Estenssoro and Naishtat come up with a disturbing thesis. Although Argentines have suffered several exiles throughout history, such as that of the impoverished middle class in 2001 or the political one, during the dictatorship, what had never occurred is this other phenomenon: the flight of economic elites, as had already happened in Venezuela.

The reasons? The anti-business discourse, feeling persecuted and “outraged” –as in the case of Pablo Moyano with Galperín–, the tax pressure that borders on the confiscatory, the survival of their companies, the lack of a vision of the future, the political context. As the Uruguayan political scientist Gerardo Caetano affirms: neither Peronism nor messianic leadership could ever have taken place in Uruguay because, from its foundation, its matrix was republican, liberal and secular. The result, according to The Economist, is that the small giant ranks in 11th place among the fullest democracies in the world.

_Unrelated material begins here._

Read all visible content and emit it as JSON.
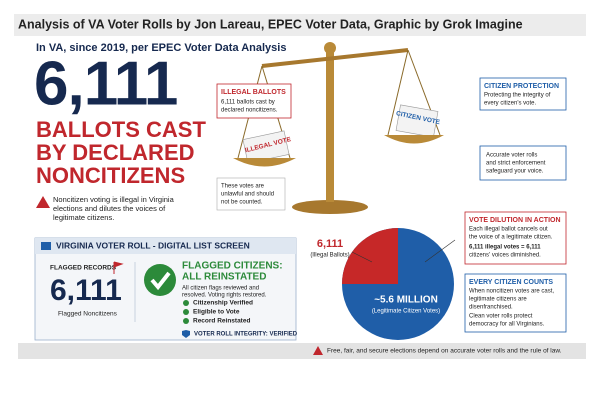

“The golden generation of Argentina left us,” says Naishtat– and this reminds us of the brain drain that occurred during the Onganía dictatorship, when (César) Milstein and (Manuel) Sadovsky were expelled”. A brain drain that ended up blocking the development of Argentina. Also with the excuse of ideology, although in the 1960s they were expelled because those scientists were supposedly from the left and these entrepreneurs are supposedly from the right. Or, to sum it up in presidential language: from the “cursed right”.

The exile of the Argentine elites It takes place at a time when two old enemies, Julio María Sanguinetti and Pepe Mujica, decided to discuss together in a book, as current adversaries, in which they demonstrate that the left and the right can coexist healthily, within the framework of a system that does not demonize the other for thinking differently.